Zanoni (PD): «Omicidi in famiglia, le armi son pericolose: la Regione non finanzi Hit Show»

Il consigliere regionale trevigiano: «Le Istituzioni devono fare pressioni sugli organizzatori affinché durante la manifestazione non vengano esposte armi e sia vietata l’esposizione di materiali pubblicitari per formazioni di tipo paramilitare e mercenario»

"Le armi, anche quelle legali, anche quelle detenute da persone ‘perbene’, rappresentano un pericolo e incentivarne il possesso come fa la Lega è inaccettabile. La Regione dovrebbe seriamente riflettere sui soldi con cui ogni anno finanzia Hit Show, diventato ormai un palco per le passerelle di Salvini e della Giunta Zaia”. A rimarcarlo è Andrea Zanoni, consigliere del Partito Democratico commentando i dati del rapporto ‘Questo non è amore’ della Polizia  e dell’indagine del Centro Ricerche Economiche e sociali Eures dal titolo ‘Omicidi in famiglia’ citati oggi dal quotidiano ‘Avvenire’. “Nel 2018 il 38% dei femminicidi è stato commesso con armi da fuoco, percentuale simile, 40%, per le morti ‘domestiche’ che riguardano mogli, mariti, figli e genitori. E in due casi su tre (64,6%) l’assassino aveva un regolare porto d’armi. Ancora una volta la propaganda deve cedere il passo alla realtà dei numeri: le armi legali uccidono più della mafia e non sono un deterrente contro la criminalità. La leggerezza con cui si vuol far passare il messaggio che una persona ‘perbene’ (definizione quanto mai generica e vuota utilizzata da Salvini a Hit Show), ma armata, non rappresenta un pericolo va assolutamente respinta”, insiste l’esponente democratico.

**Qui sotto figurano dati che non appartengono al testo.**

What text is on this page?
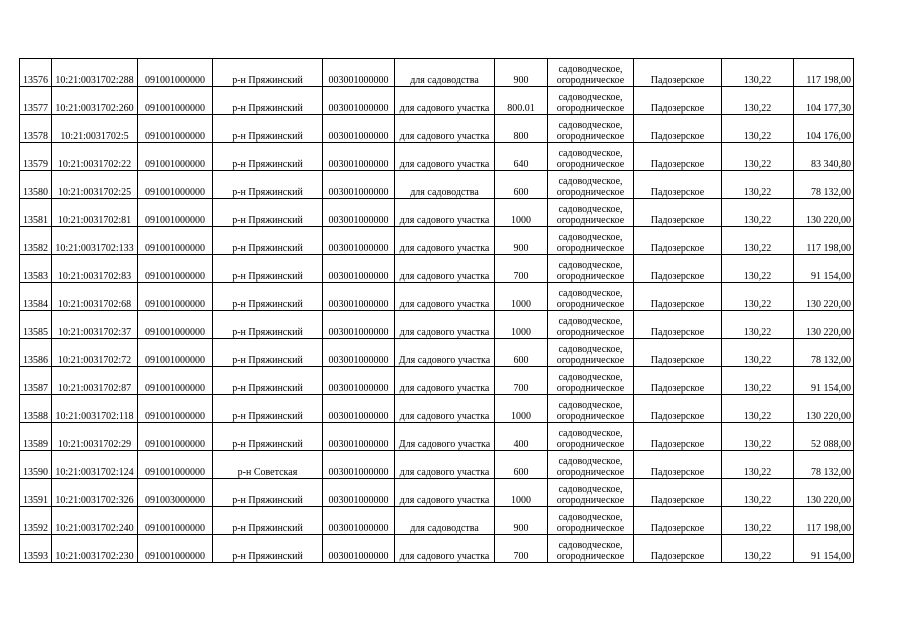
13576	10:21:0031702:288	091001000000	р-н Пряжинский	003001000000	для садоводства	900	садоводческое,
огородническое	Падозерское	130,22	117 198,00
13577	10:21:0031702:260	091001000000	р-н Пряжинский	003001000000	для садового участка	800.01	садоводческое,
огородническое	Падозерское	130,22	104 177,30
13578	10:21:0031702:5	091001000000	р-н Пряжинский	003001000000	для садового участка	800	садоводческое,
огородническое	Падозерское	130,22	104 176,00
13579	10:21:0031702:22	091001000000	р-н Пряжинский	003001000000	для садового участка	640	садоводческое,
огородническое	Падозерское	130,22	83 340,80
13580	10:21:0031702:25	091001000000	р-н Пряжинский	003001000000	для садоводства	600	садоводческое,
огородническое	Падозерское	130,22	78 132,00
13581	10:21:0031702:81	091001000000	р-н Пряжинский	003001000000	для садового участка	1000	садоводческое,
огородническое	Падозерское	130,22	130 220,00
13582	10:21:0031702:133	091001000000	р-н Пряжинский	003001000000	для садового участка	900	садоводческое,
огородническое	Падозерское	130,22	117 198,00
13583	10:21:0031702:83	091001000000	р-н Пряжинский	003001000000	для садового участка	700	садоводческое,
огородническое	Падозерское	130,22	91 154,00
13584	10:21:0031702:68	091001000000	р-н Пряжинский	003001000000	для садового участка	1000	садоводческое,
огородническое	Падозерское	130,22	130 220,00
13585	10:21:0031702:37	091001000000	р-н Пряжинский	003001000000	для садового участка	1000	садоводческое,
огородническое	Падозерское	130,22	130 220,00
13586	10:21:0031702:72	091001000000	р-н Пряжинский	003001000000	Для садового участка	600	садоводческое,
огородническое	Падозерское	130,22	78 132,00
13587	10:21:0031702:87	091001000000	р-н Пряжинский	003001000000	для садового участка	700	садоводческое,
огородническое	Падозерское	130,22	91 154,00
13588	10:21:0031702:118	091001000000	р-н Пряжинский	003001000000	для садового участка	1000	садоводческое,
огородническое	Падозерское	130,22	130 220,00
13589	10:21:0031702:29	091001000000	р-н Пряжинский	003001000000	Для садового участка	400	садоводческое,
огородническое	Падозерское	130,22	52 088,00
13590	10:21:0031702:124	091001000000	р-н Советская	003001000000	для садового участка	600	садоводческое,
огородническое	Падозерское	130,22	78 132,00
13591	10:21:0031702:326	091003000000	р-н Пряжинский	003001000000	для садового участка	1000	садоводческое,
огородническое	Падозерское	130,22	130 220,00
13592	10:21:0031702:240	091001000000	р-н Пряжинский	003001000000	для садоводства	900	садоводческое,
огородническое	Падозерское	130,22	117 198,00
13593	10:21:0031702:230	091001000000	р-н Пряжинский	003001000000	для садового участка	700	садоводческое,
огородническое	Падозерское	130,22	91 154,00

“Sono d’accordo con Opal (Osservatorio permanente sulle armi leggere e Politiche di sicurezza e difesa) e Controllarmi (Rete italiana per il disarmo): le istituzioni devono fare pressioni sugli organizzatori di Hit Show a Vicenza affinché durante la manifestazione non vengano esposte armi da difesa personale, per corpi di polizia e di sicurezza pubblica e privata, o addirittura da guerra, sia vietata l’esposizione di materiali pubblicitari per formazioni di tipo paramilitare e mercenario e, soprattutto, sia consentito l’accesso esclusivamente ai maggiorenni. Invece la Regione Veneto, per tornaconto elettorale, fa finta di niente e continua a garantire, ogni anno, il solito finanziamento”.